Louisiana schools wrestle with increased staffing numbers, falling enrollment amid budgetary woes
Louisiana’s public-school system is grappling with a problem repeated nationwide: burgeoning staff numbers even with student enrollment plunging, exacerbated by the COVID-19 pandemic.
“In…
Louisiana’s public-school system is grappling with a problem repeated nationwide: burgeoning staff numbers even with student enrollment plunging, exacerbated by the COVID-19 pandemic.
“In Louisiana, the school workforce grew by 6% over the past decade while enrollment fell by 7%, according to federal data from 2014 to 2024,” wrote Patrick Wall for nola.com. “Post-pandemic, the state’s public schools lost nearly 44,000 students, yet added more than 11,000 staffers — mainly teachers, but also classroom aides and administrators, according to 2019 to 2024 figures.”
Much of the funding used for the hiring spree involved federal pandemic relief, which ended in 2024. Critics of the current system, including Gov. Jeff Landry, warn school districts need to adapt by cutting “the waste and the bureaucracy,” according to the article.
The number of those “that school boards are employing, non-instructional, has risen at the detriment of our teachers,” argued Landry, who has called for a reduction of nearly $170 million in state school funding.
“I’m going to keep hammering this until people understand. The amount of students in the system keeps going down, and the amount of money we spend keeps going up.”
‘Cut the fat off the chicken’
Meanwhile, districts are facing increased pressure to downsize as financial deficits grow.
“We just have to continue to get our staff to align with our student numbers,” said St. Landry Parish Schools Superintendent Milton Batiste III. “As long as we can do that, we can survive.”

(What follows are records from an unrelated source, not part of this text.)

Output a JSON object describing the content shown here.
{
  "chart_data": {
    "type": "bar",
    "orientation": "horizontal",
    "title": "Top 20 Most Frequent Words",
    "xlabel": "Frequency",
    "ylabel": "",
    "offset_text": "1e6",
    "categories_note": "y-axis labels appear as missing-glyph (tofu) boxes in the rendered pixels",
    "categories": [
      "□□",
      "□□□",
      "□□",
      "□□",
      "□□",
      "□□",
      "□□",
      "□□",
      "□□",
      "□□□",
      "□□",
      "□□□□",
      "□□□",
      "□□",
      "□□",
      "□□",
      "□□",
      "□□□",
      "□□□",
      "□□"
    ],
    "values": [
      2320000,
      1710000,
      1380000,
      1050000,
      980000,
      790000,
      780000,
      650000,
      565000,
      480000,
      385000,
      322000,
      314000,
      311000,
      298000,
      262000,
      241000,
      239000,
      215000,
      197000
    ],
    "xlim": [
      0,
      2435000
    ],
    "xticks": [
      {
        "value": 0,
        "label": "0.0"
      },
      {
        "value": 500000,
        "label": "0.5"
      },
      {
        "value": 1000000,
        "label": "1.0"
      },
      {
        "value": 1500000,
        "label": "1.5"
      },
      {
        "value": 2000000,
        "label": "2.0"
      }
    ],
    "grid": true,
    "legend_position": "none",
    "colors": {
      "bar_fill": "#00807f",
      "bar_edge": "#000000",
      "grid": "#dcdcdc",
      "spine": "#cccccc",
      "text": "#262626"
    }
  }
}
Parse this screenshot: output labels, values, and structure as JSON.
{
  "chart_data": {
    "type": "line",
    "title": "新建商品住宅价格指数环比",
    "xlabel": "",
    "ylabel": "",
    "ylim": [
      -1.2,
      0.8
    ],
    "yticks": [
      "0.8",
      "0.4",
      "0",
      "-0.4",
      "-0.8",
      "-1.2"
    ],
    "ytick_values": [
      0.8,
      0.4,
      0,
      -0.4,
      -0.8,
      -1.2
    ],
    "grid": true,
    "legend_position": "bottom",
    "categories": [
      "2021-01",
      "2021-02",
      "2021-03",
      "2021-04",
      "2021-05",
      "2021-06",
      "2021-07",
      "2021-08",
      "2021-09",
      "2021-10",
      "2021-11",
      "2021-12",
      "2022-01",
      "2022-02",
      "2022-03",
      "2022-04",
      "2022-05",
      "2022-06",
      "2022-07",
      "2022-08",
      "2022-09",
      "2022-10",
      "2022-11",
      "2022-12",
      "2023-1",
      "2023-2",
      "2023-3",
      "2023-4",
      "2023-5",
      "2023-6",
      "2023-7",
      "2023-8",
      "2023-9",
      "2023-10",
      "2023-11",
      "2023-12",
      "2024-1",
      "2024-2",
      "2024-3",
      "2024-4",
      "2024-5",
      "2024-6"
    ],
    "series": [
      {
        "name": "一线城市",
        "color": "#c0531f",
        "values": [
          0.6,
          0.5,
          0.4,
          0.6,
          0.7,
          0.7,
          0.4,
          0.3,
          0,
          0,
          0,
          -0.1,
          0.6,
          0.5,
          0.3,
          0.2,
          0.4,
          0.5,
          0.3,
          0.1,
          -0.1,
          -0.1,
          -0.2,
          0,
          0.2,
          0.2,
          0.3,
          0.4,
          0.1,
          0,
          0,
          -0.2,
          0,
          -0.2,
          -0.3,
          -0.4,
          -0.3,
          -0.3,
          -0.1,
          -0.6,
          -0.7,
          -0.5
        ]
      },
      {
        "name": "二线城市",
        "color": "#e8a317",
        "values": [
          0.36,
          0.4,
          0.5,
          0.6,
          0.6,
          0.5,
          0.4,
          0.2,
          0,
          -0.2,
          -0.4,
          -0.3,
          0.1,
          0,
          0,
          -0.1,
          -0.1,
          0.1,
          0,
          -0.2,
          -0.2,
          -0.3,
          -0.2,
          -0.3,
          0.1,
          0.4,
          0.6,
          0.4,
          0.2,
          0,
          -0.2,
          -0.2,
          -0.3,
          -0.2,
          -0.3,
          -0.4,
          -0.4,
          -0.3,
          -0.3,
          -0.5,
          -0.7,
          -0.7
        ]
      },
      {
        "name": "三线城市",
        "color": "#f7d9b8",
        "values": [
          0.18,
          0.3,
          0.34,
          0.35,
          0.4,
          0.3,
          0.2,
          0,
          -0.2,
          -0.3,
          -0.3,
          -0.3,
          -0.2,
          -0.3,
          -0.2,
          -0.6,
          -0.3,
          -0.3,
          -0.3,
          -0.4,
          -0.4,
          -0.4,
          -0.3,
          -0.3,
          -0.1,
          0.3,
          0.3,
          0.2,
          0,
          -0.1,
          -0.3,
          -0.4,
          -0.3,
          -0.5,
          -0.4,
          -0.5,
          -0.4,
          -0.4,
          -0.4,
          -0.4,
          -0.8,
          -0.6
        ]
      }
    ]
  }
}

The state’s south-central St. Landry Parish district, which enrolls nearly 12,000 students, is facing a deficit of almost $8 million.
“Like nearly every other school district in Louisiana, St. Landry Parish has seen enrollment fall as families have fewer kids, move away or opt for charters or homeschool,” Wall wrote. “Yet even as the school system lost roughly a quarter of its students over the past decade, its workforce grew by nearly 20%.”
Proponents of increased spending argue the staffing increase was needed “to respond to students’ soaring academic and mental health needs, especially after COVID,” according to Wall.
“The additional educators have led to lower class sizes, a priority for many teachers and parents, and likely contributed to Louisiana students’ remarkable rebound from pandemic learning loss and recent reading gains.”
However, other community members point to specific districts’ responses to the pandemic as a major factor contributing to present-day troubles.
“There’s been study after study after study saying that St. Landry Parish is operating too many schools,” said Rod Sias, a former Opelousas city official and local NAACP chapter president. “Now, we’re in a situation where if we do not do something extreme within three years, it’s going to be unsustainable.”
Joey Richard, owner of Holliwood Cutz barber shop in Opelousas and the father of two school-aged children, agrees with Sias. His wife is a classroom aide for the St. Landry Parish district.
“I’m not the superintendent,” he noted, “but I’m sure that he’s going to have to cut the fat off the chicken.”